Date: 31 January 2013

Title: Field Validation of a Vineyard Site-Selection Tool for Washington State

Principal Investigator: Michelle Moyer, Assistant Professor, Viticulture Extension Specialist, WSU-Prosser,
Address: 24106 N. Bunn Rd., Prosser, WA 99350.
Phone: 509-786-9234, Email:

Cooperators: Joan Davenport, Professor, WSU-Prosser,
Address: 24106 N. Bunn Rd., Prosser, WA 99350.
Phone: 509-786-9384; Email:
Role: Mapping and site selection tool support.

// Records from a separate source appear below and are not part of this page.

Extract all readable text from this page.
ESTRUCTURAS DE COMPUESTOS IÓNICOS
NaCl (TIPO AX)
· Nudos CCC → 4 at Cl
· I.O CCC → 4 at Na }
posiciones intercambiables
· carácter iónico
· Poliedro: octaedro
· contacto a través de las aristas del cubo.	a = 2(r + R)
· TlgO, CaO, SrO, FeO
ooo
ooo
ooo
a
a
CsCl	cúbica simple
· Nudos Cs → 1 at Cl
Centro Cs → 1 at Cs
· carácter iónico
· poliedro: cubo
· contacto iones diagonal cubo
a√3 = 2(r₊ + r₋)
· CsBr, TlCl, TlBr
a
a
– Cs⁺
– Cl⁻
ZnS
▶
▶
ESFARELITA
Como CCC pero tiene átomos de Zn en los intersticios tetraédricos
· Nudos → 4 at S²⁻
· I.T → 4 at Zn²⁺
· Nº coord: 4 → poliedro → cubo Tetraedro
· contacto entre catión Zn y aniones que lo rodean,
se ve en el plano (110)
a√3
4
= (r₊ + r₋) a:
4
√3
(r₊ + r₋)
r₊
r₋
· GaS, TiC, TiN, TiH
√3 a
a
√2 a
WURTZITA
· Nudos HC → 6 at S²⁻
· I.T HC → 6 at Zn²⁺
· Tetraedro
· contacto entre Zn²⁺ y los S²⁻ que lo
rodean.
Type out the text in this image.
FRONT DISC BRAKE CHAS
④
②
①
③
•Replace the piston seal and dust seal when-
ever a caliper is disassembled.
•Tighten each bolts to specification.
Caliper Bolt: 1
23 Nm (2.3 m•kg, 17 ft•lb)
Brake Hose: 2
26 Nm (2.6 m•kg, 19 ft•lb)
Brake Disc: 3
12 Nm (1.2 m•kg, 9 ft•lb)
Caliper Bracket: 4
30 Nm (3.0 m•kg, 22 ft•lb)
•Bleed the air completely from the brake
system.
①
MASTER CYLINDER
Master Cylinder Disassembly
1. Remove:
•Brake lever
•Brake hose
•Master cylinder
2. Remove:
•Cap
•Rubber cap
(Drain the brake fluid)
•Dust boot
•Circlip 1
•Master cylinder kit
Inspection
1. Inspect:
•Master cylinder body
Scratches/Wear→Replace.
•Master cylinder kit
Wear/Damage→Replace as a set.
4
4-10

WSU Project Number: 3357-4377

Project Summary:

Between 2011 and 2012, multiple vineyard locations in Washington were used for ground truthing the WSU Vineyard Site Selection Model. American Viticultural Areas represented in the validation process were: Red Mountain, Walla Walla, Columbia Gorge/Hood River, and Lake Chelan, in addition to locations outside of AVA boundaries. These sites were GPS-mapped and the locations were assessed using the model, to determine site suitability for grape production. Prior to model ranking, manual assessments of most sites were conducted, including data collection regarding planting history, production statistics, perceived fruit quality, frequency of damaging weather events (particularly frosts and freezes), and frequency of disease outbreaks. These manual assessments were compared to the model ranks to determine where the model was performing well and where potential improvements could be made. Overall, the model was able to accurately assess in-season conditions that would either be favorable or detrimental to grape production (such as heat accumulation and frost free days). In addition, it provided excellent insight into site soil conditions and situations such as excess or insufficient drainage. However, the model (which is a mathematical calculation that combines multiple factors in a ranked form, to determine overall suitability) in its current form is not able to predict the likelihood of dormant freezing events, a critical factor in site selection in eastern Washington. As such, while the model itself does not appear to be that useful, the work of database collation and individual parameter ranking that was necessary to develop the model has proven to be a very useful extension tool for off-location evaluation. As such, the current model should not be used for site evaluation, but the remaining databases can be. In addition, this tool should be referred to as a “site evaluation” tool rather than “site selection”, due to the varied vineyard management practices that can be used to manipulate locations to suit production needs.